The Radio Board took over the functions of the Radio Policy Sub-committee of the Chiefs of Staff Committee, which was merged with the Board, and was to be responsible generally to the Minster of Production and to the Chiefs of Staff Committee on matters of service policy. The chair was to be Colonel J J Llewellin (Minister of Aircraft Production), with representatives from the Admiralty, War Office, Air Ministry, Ministry of Supply, Ministry of Aircraft Production, and the General Post Office (GPO). It was to be a committee of the Cabinet, with secretariat provided by the Air Ministry. The Board was to be responsible for a co-ordinated policy of development, production and research, to promote standardisation of equipment and to act as the channel of communication with the Dominion and Allied governments [see CAB 125/109]. Much of the work of the Board was to be carried out by two main working committees: the Production, Planning and Personnel Committee [see CAB 125/28], and the Operations and Technical Radio Committee [see CAB 125/11], supported by numerous sub-committees and panels.
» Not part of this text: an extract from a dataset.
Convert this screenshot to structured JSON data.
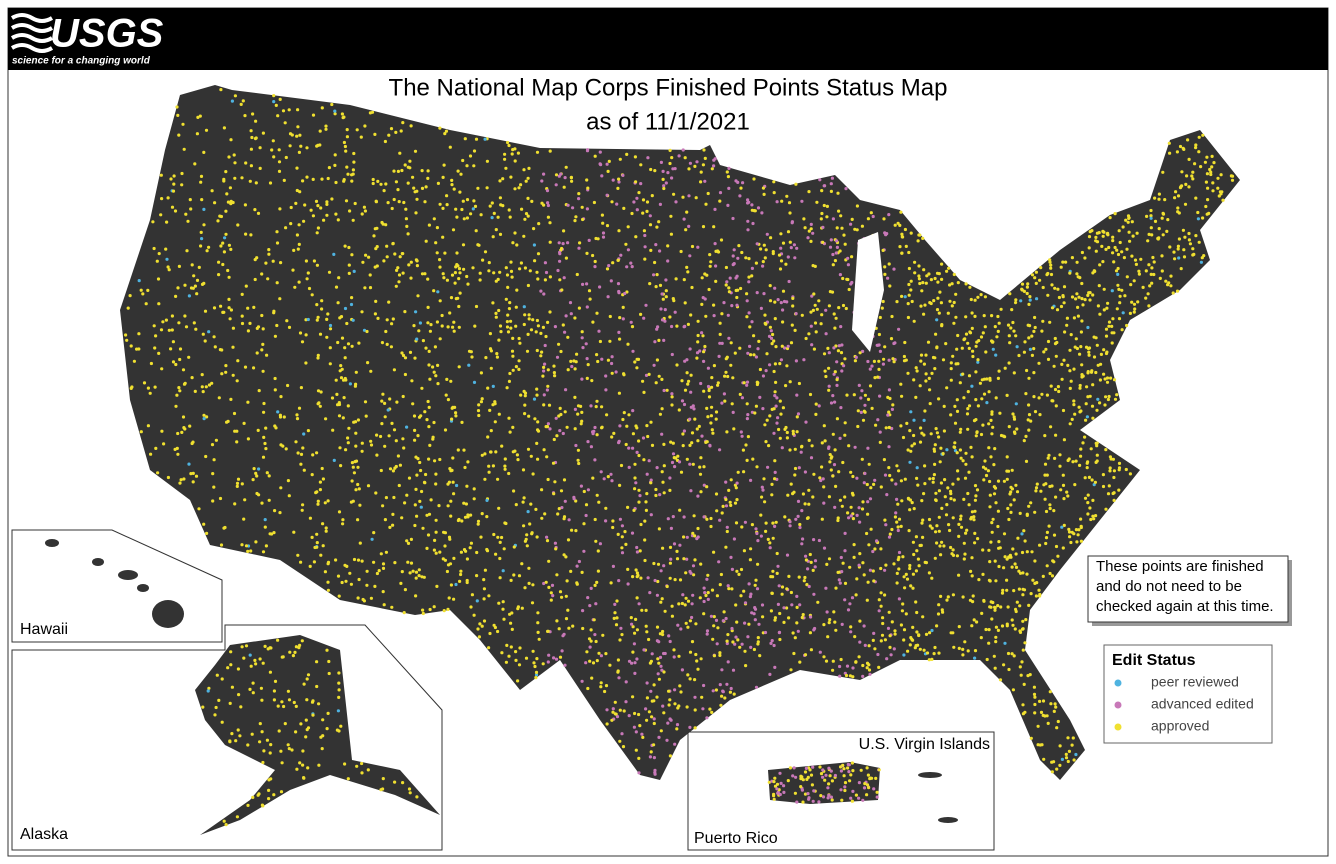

In October 1945, the Woking Party on a Proposed Radio and Cable Board was appointed [see CAB 125/6] and recommended that the Radio Board and the Imperial Communications Committee should be replaced by a single Cabinet committee to be called the Radio and Cable Board. A further working party [see CAB 125/7] met in October 1946 to discuss proposals for the reorganisation of all inter-departmental committees on radio and signalling.
The Radio and Cable Board, chaired by Sir Stafford Cripps (President of the Board of Trade), held its first meeting on 9 October 1946 [see CAB 125/8], and acted as a co-ordinating committee supported by three main committees: the Research, Development and Production (Radio and Cable) Committee, with secretariat provided by the Ministry of Supply; the Services (Operational) Radio and Cable Committee, with secretariat provided in rotation by the Service departments; and the Civilian Communications Committee, with secretariat provided by the GPO. Its terms of reference were similar to those of the Radio Board and were extended to include cables and visual signalling.
In December 1949, a working party was set-up to review the arrangements for inter-departmental co-ordination of radio and cable activities and its report [see CAB 129/46 (CP(51)157)] recommended that the Radio and Cable Board should be dissolved and the Frequency Committee be set-up.
The Frequency Committee first met in August 1951 [see CAB 125/10]. Its terms of reference were to formulate the policy governing the regulation of radio frequency usage and the planning and allocation of frequencies.